Members of the Garda may have “deliberately” recorded incorrect figures on breath tests that did not in fact happen, Garda Commissioner Nóirín O’Sullivan has said.
Appearing before the Oireachtas justice committee to answer questions on the latest controversy to hit the force, Ms O'Sullivan apologised for failures in the road breath test system over the past decade.
Fianna Fáil justice spokesman Jim O'Callaghan had asked what the wrongdoing was in regard to the breath tests which Ms O'Sullivan was referring to in her apology.

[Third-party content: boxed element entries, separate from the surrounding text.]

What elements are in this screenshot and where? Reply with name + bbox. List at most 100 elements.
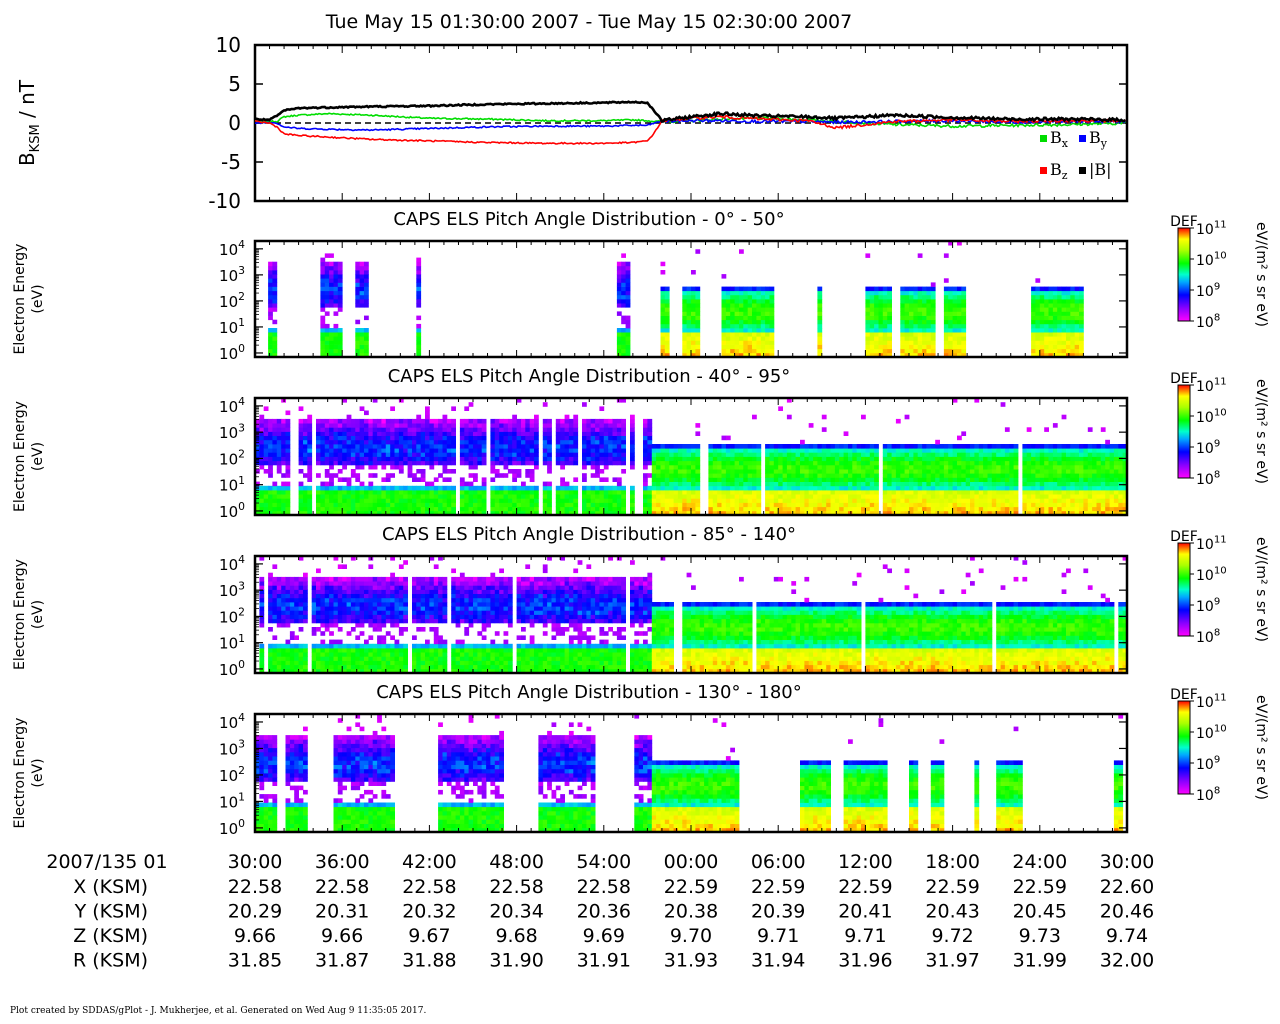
- spectrogram-cell: [420, 423, 426, 428]
- spectrogram-cell: [612, 427, 618, 432]
- spectrogram-cell: [856, 460, 862, 466]
- spectrogram-cell: [869, 444, 875, 449]
- spectrogram-cell: [412, 473, 417, 478]
- spectrogram-cell: [948, 344, 953, 350]
- spectrogram-cell: [320, 348, 326, 354]
- spectrogram-cell: [856, 473, 862, 478]
- spectrogram-cell: [329, 427, 334, 432]
- spectrogram-cell: [481, 423, 487, 428]
- spectrogram-cell: [909, 336, 914, 341]
- spectrogram-cell: [573, 502, 579, 508]
- spectrogram-cell: [595, 423, 600, 428]
- spectrogram-cell: [364, 352, 369, 358]
- spectrogram-cell: [1052, 315, 1058, 321]
- spectrogram-cell: [1022, 444, 1028, 449]
- spectrogram-cell: [442, 469, 448, 474]
- spectrogram-cell: [1031, 498, 1036, 503]
- spectrogram-cell: [1100, 489, 1106, 495]
- spectrogram-cell: [974, 473, 980, 478]
- spectrogram-cell: [459, 489, 465, 495]
- spectrogram-cell: [647, 506, 653, 512]
- spectrogram-cell: [856, 502, 862, 508]
- spectrogram-cell: [891, 452, 897, 457]
- spectrogram-cell: [416, 340, 422, 345]
- spectrogram-cell: [647, 494, 653, 499]
- spectrogram-cell: [560, 439, 565, 445]
- spectrogram-cell: [390, 498, 395, 503]
- spectrogram-cell: [882, 502, 888, 508]
- spectrogram-cell: [255, 494, 260, 499]
- spectrogram-cell: [621, 502, 626, 508]
- spectrogram-cell: [412, 423, 417, 428]
- spectrogram-cell: [521, 460, 526, 466]
- spectrogram-cell: [507, 444, 513, 449]
- spectrogram-cell: [826, 481, 831, 487]
- spectrogram-cell: [878, 290, 884, 296]
- spectrogram-cell: [773, 506, 779, 512]
- spectrogram-cell: [259, 494, 265, 499]
- spectrogram-cell: [691, 452, 696, 457]
- spectrogram-cell: [451, 448, 456, 453]
- spectrogram-cell: [817, 315, 823, 321]
- spectrogram-cell: [660, 464, 666, 470]
- spectrogram-cell: [621, 444, 626, 449]
- spectrogram-cell: [739, 477, 744, 482]
- spectrogram-cell: [285, 464, 291, 470]
- spectrogram-cell: [630, 494, 635, 499]
- spectrogram-cell: [930, 456, 936, 462]
- spectrogram-cell: [922, 452, 927, 457]
- spectrogram-cell: [481, 485, 487, 491]
- spectrogram-cell: [416, 431, 422, 436]
- spectrogram-cell: [843, 502, 849, 508]
- spectrogram-cell: [377, 448, 382, 453]
- spectrogram-cell: [355, 460, 361, 466]
- spectrogram-cell: [778, 477, 783, 482]
- spectrogram-cell: [1083, 506, 1089, 512]
- spectrogram-cell: [686, 485, 692, 491]
- spectrogram-cell: [904, 506, 910, 512]
- spectrogram-cell: [1009, 502, 1015, 508]
- spectrogram-cell: [965, 481, 971, 487]
- spectrogram-cell: [438, 510, 443, 516]
- spectrogram-cell: [747, 498, 753, 503]
- spectrogram-cell: [429, 510, 435, 516]
- spectrogram-cell: [1013, 506, 1019, 512]
- spectrogram-cell: [756, 448, 762, 453]
- spectrogram-cell: [542, 481, 548, 487]
- spectrogram-cell: [368, 481, 374, 487]
- spectrogram-cell: [935, 456, 940, 462]
- spectrogram-cell: [403, 448, 408, 453]
- spectrogram-cell: [547, 485, 552, 491]
- spectrogram-cell: [316, 460, 321, 466]
- spectrogram-cell: [416, 323, 422, 329]
- spectrogram-cell: [438, 473, 443, 478]
- spectrogram-cell: [917, 340, 923, 345]
- spectrogram-cell: [446, 494, 452, 499]
- spectrogram-cell: [1035, 344, 1041, 350]
- spectrogram-cell: [874, 323, 879, 329]
- spectrogram-cell: [512, 460, 517, 466]
- spectrogram-cell: [1061, 332, 1067, 337]
- spectrogram-cell: [1105, 498, 1110, 503]
- spectrogram-cell: [1070, 444, 1076, 449]
- spectrogram-cell: [407, 469, 413, 474]
- spectrogram-cell: [599, 406, 605, 411]
- spectrogram-cell: [616, 481, 622, 487]
- spectrogram-cell: [970, 510, 975, 516]
- spectrogram-cell: [760, 294, 766, 300]
- spectrogram-cell: [939, 452, 945, 457]
- spectrogram-cell: [329, 294, 334, 300]
- spectrogram-cell: [582, 485, 587, 491]
- spectrogram-cell: [965, 498, 971, 503]
- pad-panel-2: CAPS ELS Pitch Angle Distribution - 40° …: [12, 366, 1269, 521]
- spectrogram-cell: [869, 489, 875, 495]
- spectrogram-cell: [459, 427, 465, 432]
- spectrogram-cell: [861, 489, 866, 495]
- spectrogram-cell: [446, 431, 452, 436]
- spectrogram-cell: [459, 444, 465, 449]
- spectrogram-cell: [298, 444, 304, 449]
- spectrogram-cell: [446, 460, 452, 466]
- spectrogram-cell: [381, 456, 387, 462]
- spectrogram-cell: [272, 481, 278, 487]
- spectrogram-cell: [555, 502, 561, 508]
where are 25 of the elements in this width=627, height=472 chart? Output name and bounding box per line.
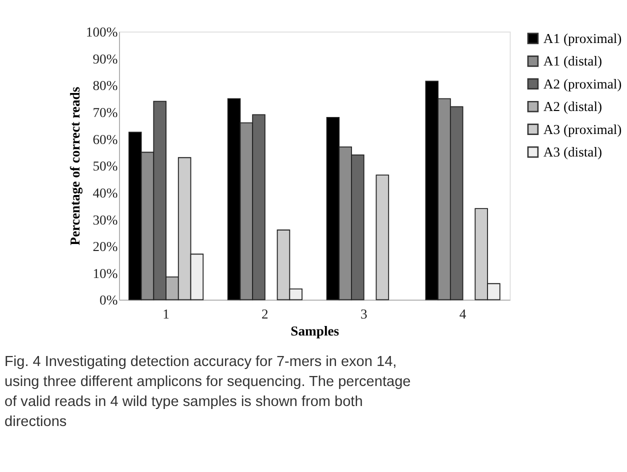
x-tick-label: 2 <box>262 306 269 322</box>
y-tick-label: 60% <box>92 132 118 147</box>
x-axis-title: Samples <box>290 324 340 339</box>
y-axis-title: Percentage of correct reads <box>68 86 83 246</box>
y-tick-label: 80% <box>92 78 118 94</box>
y-tick-label: 20% <box>92 239 118 254</box>
y-tick-label: 40% <box>92 185 118 200</box>
legend-label: A3 (distal) <box>543 144 602 160</box>
x-tick-label: 4 <box>459 306 466 322</box>
x-tick-label: 3 <box>360 306 368 322</box>
caption: Fig. 4 Investigating detection accuracy for 7-mers in exon 14, using three different amplicons for sequencing. The percentage of valid reads in 4 wild type samples is shown from both directions <box>4 354 411 430</box>
legend-label: A3 (proximal) <box>543 122 622 137</box>
y-tick-label: 70% <box>92 105 118 120</box>
legend-label: A1 (distal) <box>543 54 602 69</box>
bar <box>376 174 390 300</box>
legend-label: A2 (proximal) <box>543 76 622 92</box>
y-tick-label: 30% <box>92 212 118 228</box>
legend-label: A1 (proximal) <box>543 30 622 46</box>
y-tick-label: 90% <box>92 51 118 66</box>
x-tick-label: 1 <box>162 306 170 322</box>
y-tick-label: 0% <box>100 292 118 308</box>
y-tick-label: 50% <box>92 158 118 174</box>
legend-label: A2 (distal) <box>543 99 602 114</box>
y-tick-label: 10% <box>92 266 118 281</box>
y-tick-label: 100% <box>86 24 118 40</box>
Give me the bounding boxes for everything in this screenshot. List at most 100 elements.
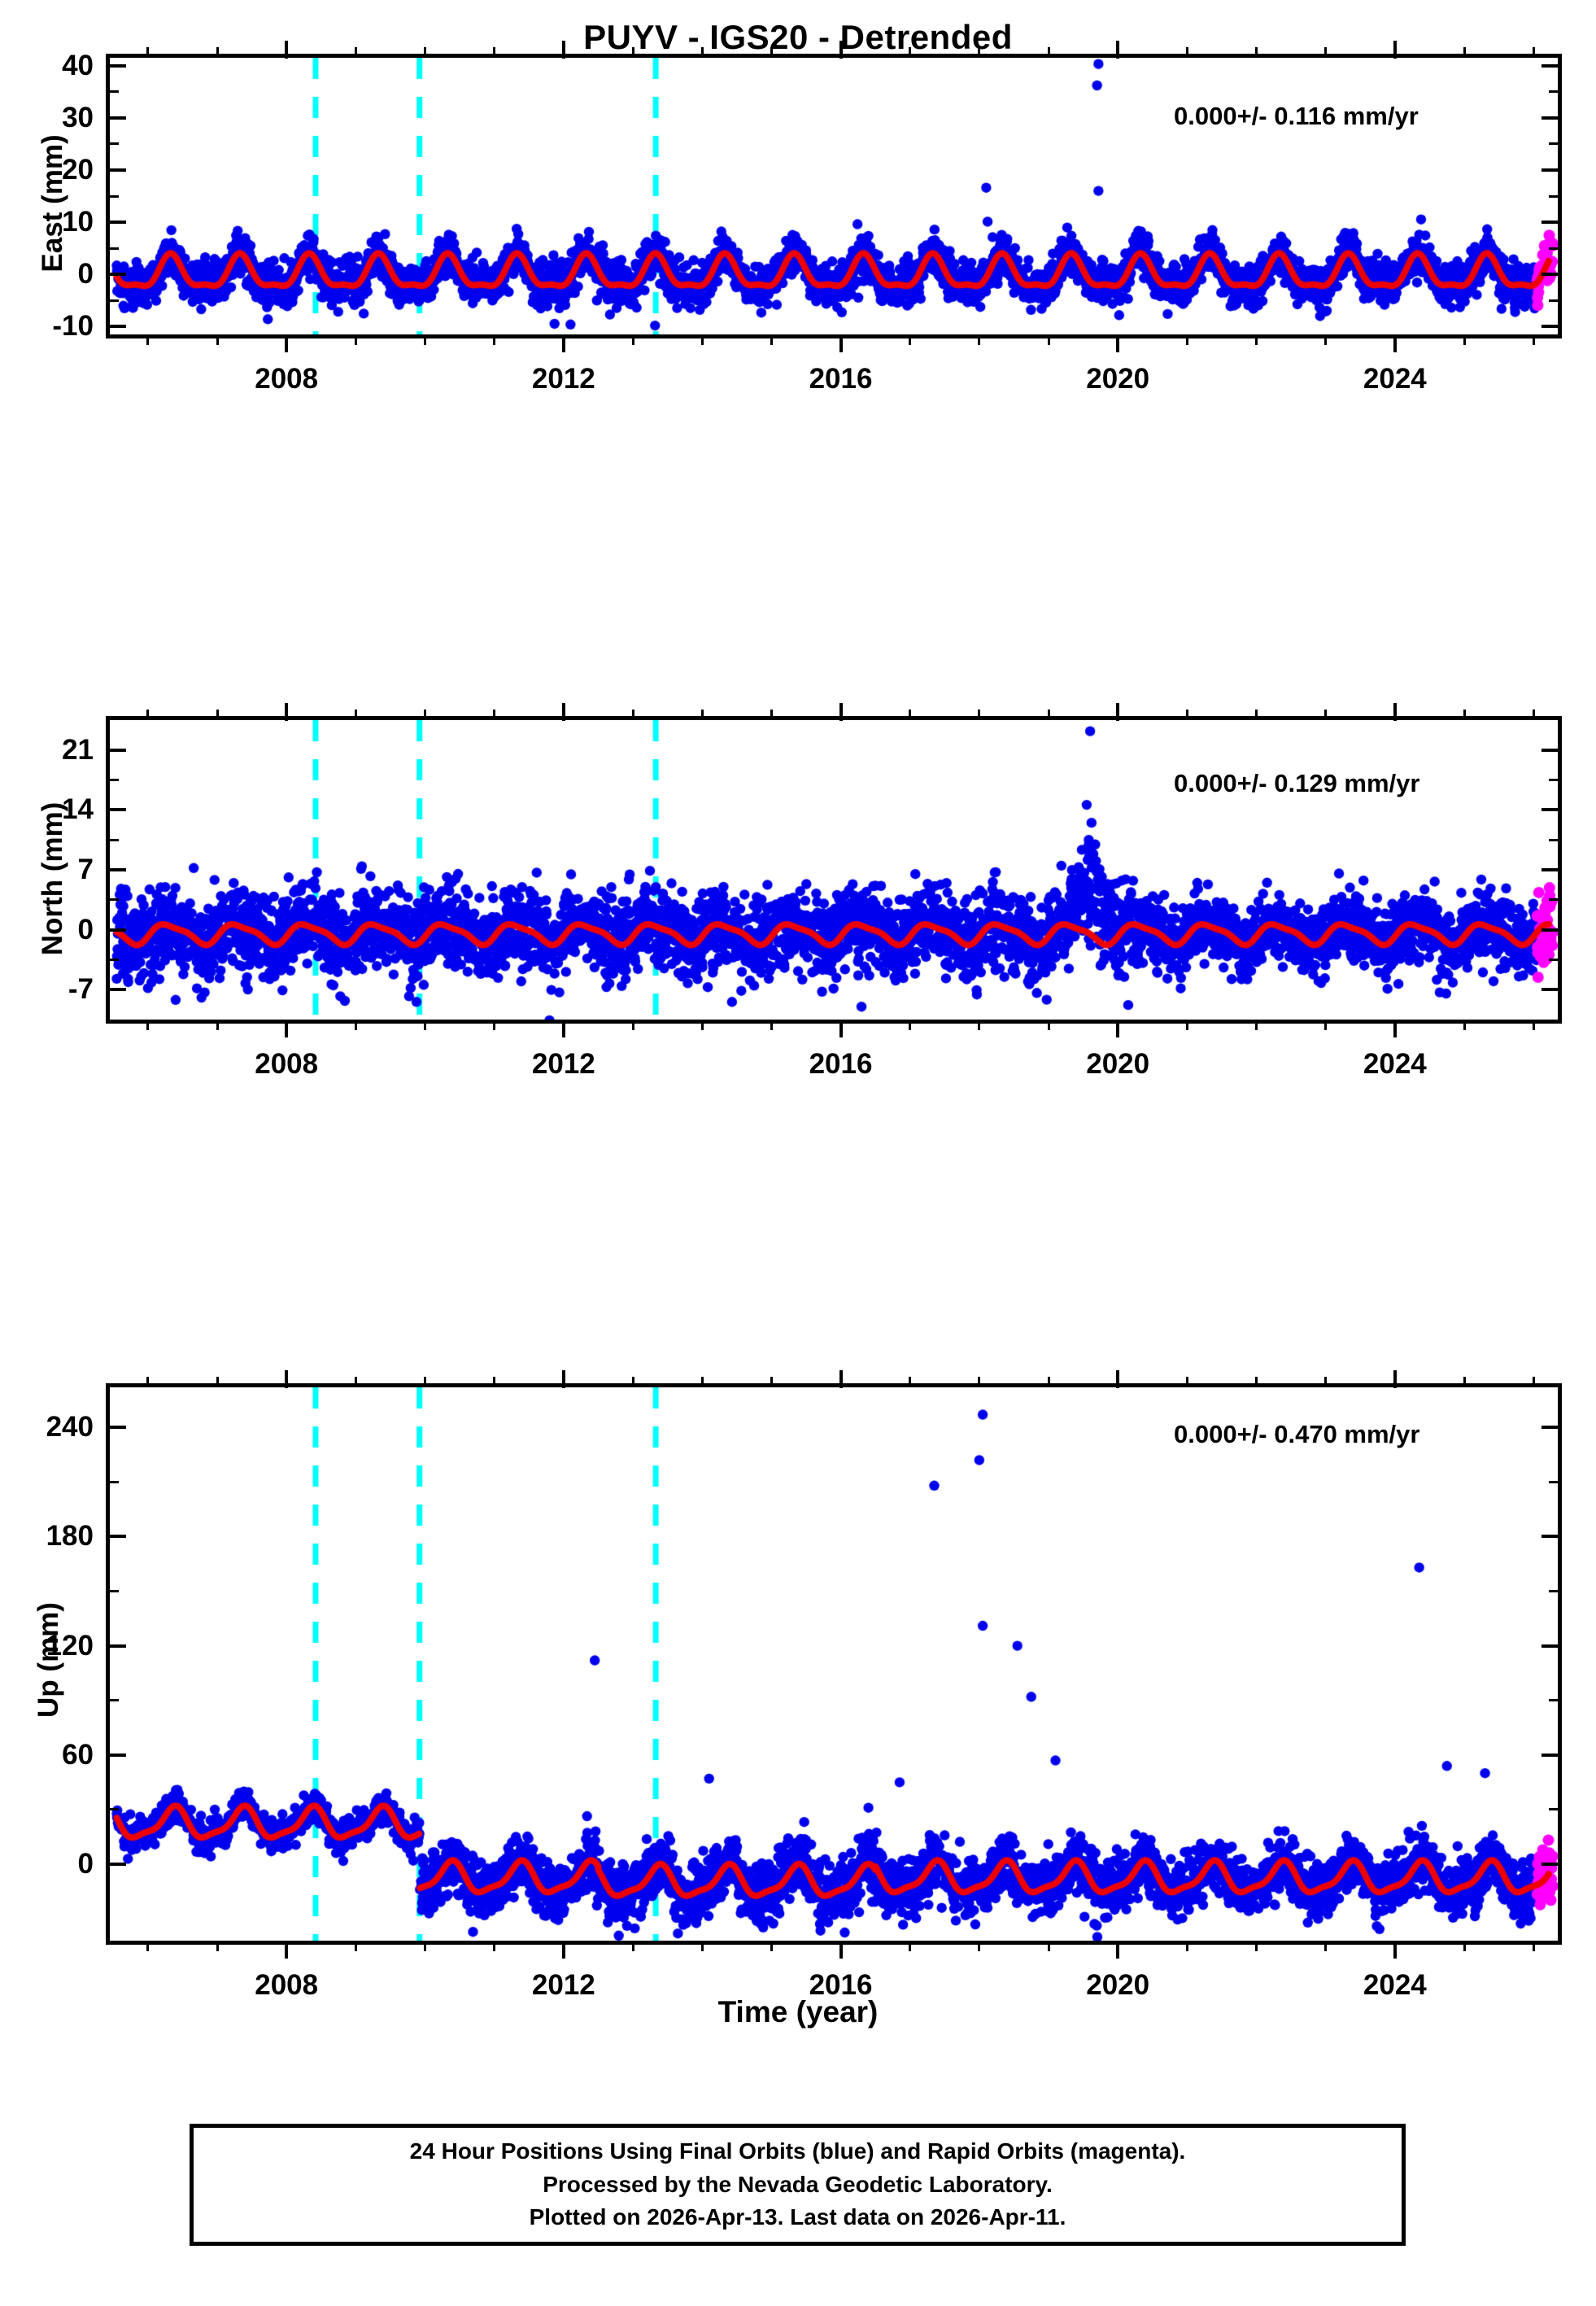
- north-y-tick-label-1: 14: [62, 793, 94, 826]
- caption-line-1: 24 Hour Positions Using Final Orbits (bl…: [409, 2138, 1186, 2164]
- up-x-minortick-2009: [354, 1941, 357, 1951]
- east-x-minortick-t-2018: [978, 47, 981, 58]
- panel-north-rate-annotation: 0.000+/- 0.129 mm/yr: [1174, 769, 1420, 797]
- north-x-minortick-2019: [1047, 1020, 1050, 1030]
- north-y-tick-r-1: [1541, 808, 1558, 812]
- east-y-tick-2: [110, 168, 126, 172]
- east-x-tick-t-4: [1393, 41, 1397, 59]
- up-x-tick-t-1: [561, 1370, 565, 1388]
- panel-east-frame: [106, 54, 1562, 338]
- east-y-tick-r-0: [1541, 63, 1558, 68]
- panel-east-rate-annotation: 0.000+/- 0.116 mm/yr: [1174, 102, 1419, 130]
- north-x-tick-t-0: [285, 703, 289, 721]
- up-y-tick-r-1: [1541, 1535, 1558, 1539]
- north-x-minortick-t-2018: [978, 710, 981, 720]
- east-x-minortick-t-2025: [1463, 47, 1466, 58]
- north-x-minortick-2026: [1532, 1020, 1535, 1030]
- up-x-tick-0: [285, 1941, 289, 1959]
- up-x-minortick-t-2009: [354, 1377, 357, 1387]
- east-x-minortick-t-2015: [770, 47, 773, 58]
- up-x-minortick-2018: [978, 1941, 981, 1951]
- up-x-minortick-2017: [909, 1941, 912, 1951]
- east-x-minortick-2006: [146, 334, 150, 345]
- east-y-tick-label-2: 20: [62, 153, 94, 186]
- north-x-tick-1: [561, 1020, 565, 1037]
- east-x-tick-label-4: 2024: [1363, 363, 1427, 395]
- north-x-minortick-t-2026: [1532, 710, 1535, 720]
- east-y-tick-r-5: [1541, 325, 1558, 329]
- panel-up-plot-area: [110, 1387, 1558, 1941]
- east-x-tick-3: [1116, 334, 1120, 352]
- east-x-minortick-t-2013: [631, 47, 634, 58]
- north-x-minortick-2006: [146, 1020, 150, 1030]
- up-x-tick-label-3: 2020: [1086, 1969, 1150, 2001]
- east-y-minortick-4: [110, 299, 119, 302]
- east-x-tick-t-2: [839, 41, 843, 59]
- up-y-tick-label-3: 60: [62, 1738, 94, 1771]
- east-x-minortick-t-2011: [493, 47, 496, 58]
- up-x-minortick-2010: [424, 1941, 426, 1951]
- up-x-minortick-t-2021: [1185, 1377, 1188, 1387]
- up-x-minortick-2025: [1463, 1941, 1466, 1951]
- east-x-minortick-2025: [1463, 334, 1466, 345]
- panel-up-rate-annotation: 0.000+/- 0.470 mm/yr: [1174, 1420, 1420, 1448]
- up-x-tick-t-2: [839, 1370, 843, 1388]
- up-x-minortick-2023: [1324, 1941, 1328, 1951]
- up-y-tick-label-2: 120: [46, 1629, 94, 1662]
- panel-north: [106, 716, 1562, 1024]
- north-x-minortick-t-2022: [1255, 710, 1258, 720]
- up-y-tick-4: [110, 1863, 126, 1867]
- up-x-minortick-t-2022: [1255, 1377, 1258, 1387]
- panel-north-frame: [106, 716, 1562, 1024]
- page-title: PUYV - IGS20 - Detrended: [583, 18, 1013, 56]
- east-y-tick-label-1: 30: [62, 101, 94, 133]
- north-x-tick-label-4: 2024: [1363, 1048, 1427, 1080]
- east-x-tick-label-3: 2020: [1086, 363, 1150, 395]
- up-x-tick-t-0: [285, 1370, 289, 1388]
- north-y-tick-0: [110, 748, 126, 752]
- up-x-tick-label-2: 2016: [809, 1969, 873, 2001]
- north-x-minortick-2010: [424, 1020, 426, 1030]
- north-y-minortick-2: [110, 898, 119, 902]
- north-x-tick-label-0: 2008: [255, 1048, 319, 1080]
- up-y-tick-r-3: [1541, 1753, 1558, 1757]
- east-y-tick-label-0: 40: [62, 49, 94, 81]
- east-x-minortick-t-2026: [1532, 47, 1535, 58]
- up-y-tick-r-2: [1541, 1644, 1558, 1648]
- up-x-minortick-2015: [770, 1941, 773, 1951]
- east-x-minortick-2022: [1255, 334, 1258, 345]
- east-x-minortick-t-2019: [1047, 47, 1050, 58]
- up-x-minortick-t-2011: [493, 1377, 496, 1387]
- up-x-minortick-2026: [1532, 1941, 1535, 1951]
- north-x-minortick-2007: [216, 1020, 219, 1030]
- up-y-minortick-1: [110, 1590, 119, 1593]
- up-x-minortick-2019: [1047, 1941, 1050, 1951]
- east-y-minortick-2: [110, 194, 119, 198]
- east-x-minortick-2019: [1047, 334, 1050, 345]
- east-y-tick-4: [110, 273, 126, 277]
- up-x-tick-label-0: 2008: [255, 1969, 319, 2001]
- up-x-minortick-t-2026: [1532, 1377, 1535, 1387]
- up-x-minortick-t-2006: [146, 1377, 150, 1387]
- up-y-tick-2: [110, 1644, 126, 1648]
- north-x-minortick-2023: [1324, 1020, 1328, 1030]
- east-x-minortick-t-2009: [354, 47, 357, 58]
- up-y-minortick-r-0: [1549, 1480, 1558, 1483]
- north-x-tick-t-1: [561, 703, 565, 721]
- east-x-minortick-2023: [1324, 334, 1328, 345]
- east-x-tick-4: [1393, 334, 1397, 352]
- east-x-minortick-t-2006: [146, 47, 150, 58]
- north-x-tick-3: [1116, 1020, 1120, 1037]
- north-x-minortick-2014: [700, 1020, 704, 1030]
- panel-up: [106, 1383, 1562, 1945]
- north-y-minortick-0: [110, 779, 119, 782]
- north-y-minortick-1: [110, 838, 119, 841]
- up-x-tick-label-4: 2024: [1363, 1969, 1427, 2001]
- north-y-tick-r-2: [1541, 868, 1558, 871]
- east-x-minortick-t-2007: [216, 47, 219, 58]
- up-x-minortick-t-2019: [1047, 1377, 1050, 1387]
- north-y-tick-label-4: -7: [68, 973, 94, 1006]
- up-y-tick-label-4: 0: [77, 1848, 94, 1880]
- east-x-minortick-2015: [770, 334, 773, 345]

He asked whether members had "dishonestly" entered false breath test data.
He asked whether it was done in error or whether “someone picked a number and just entered a number”.
Ms O’Sullivan said the Garda had yet to fully get to the bottom of what happened. “It may well be the case that members deliberately put figures into the system that were not correct figures,” she said.
Ms O'Sullivan was accompanied by Deputy Commissioner John Twomey, Deputy Commissioner Donal O'Cualáin, Assistant Commissioner Michael Finn and Chief Administrative Officer Joe Nugent.
Fianna Fáil's Jack Chambers said there must be some "hypothesis about what triggered this enormous cultural failure" that may have allowed false data to be inputted.
In response, Ms O’Sullivan said that a “hypothesis” could be that breath test checkpoints were used as preventive measures to stop drink-driving, and were perhaps not taken as seriously by gardaí as the detection of crime was.
“A hypothesis may well be that MAT (mandatory alcohol test) checkpoints are preventive measures,” she said, adding that their main purpose is to change behaviour and “not to catch people”.
“Perhaps it wasn’t as valued as important as it was in terms of detections.”
The commissioner also said, in such a hypothesis, that mistakes may have arisen if the data was recorded 24 or 48 hours after a garda had been on a busy shift.
She apologised “sincerely for the grave mistakes and wrongdoing during the last decade that have led to the two controversies we are here today to discuss”.
Mr Finn said the Garda “misled the public in terms of our data” but said there was “never a desire for Garda regions to compete with each other”.
Independent TD Clare Daly asked why Ms O'Sullivan would not take responsibility for the errors. The commissioner replied: "I have never said I would not take responsibility for this. I am taking responsibility for this."
She said the Garda had “put in place corrective actions that make us a better service” since the problem emerged in 2014.
Ms Daly asked if Ms O'Sullivan was aware of the concerns raised by the Medical Bureau of Road Safety about the discrepancy in breath test statistics.
Stocks of kits
Ms O’Sullivan said she did not know, and Mr Finn said the engagement with the bureau was largely a procurement issue. The bureau said it raised concerns about a discrepancy between the stocks of breath-testing kits and the number of tests recorded as being carried out by An
Ms Daly asked how other Garda figures on road checkpoints could be trusted. Mr Finn said he could “stand over” and “categorically say the recorded figures are for “validated checkpoints” and do not include checkpoints that have not been validated.
Independent TD Mick Wallace asked why many people believe Ms O'Sullivan is not the right person for her job.
Ms O'Sullivan said there was a statutory framework by which she could be held to account. The Cabinet can remove a commissioner or the Policing Authority can recommend to the Government that the commissioner be sacked.
Fine Gael's Senator Martin Conway asked Ms O'Sullivan about her weekend statement that more issues of concern will arise in An Garda Síochána. The commissioner indicated she had no specific information about bad practices.
Fianna Fáil Senator Lorraine Clifford-Lee asked if those who deliberately altered data would be sanctioned.
“If there are people who have found to have erred, or deliberate wrongdoing, yes there will be sanctions,” Ms O’Sullivan replied.
Meanwhile , Minister forJustice Francis Fizgerald said in the Dáil last night that the drink-driving detection rate had doubled from 2-4 per cent as a result of the revised data.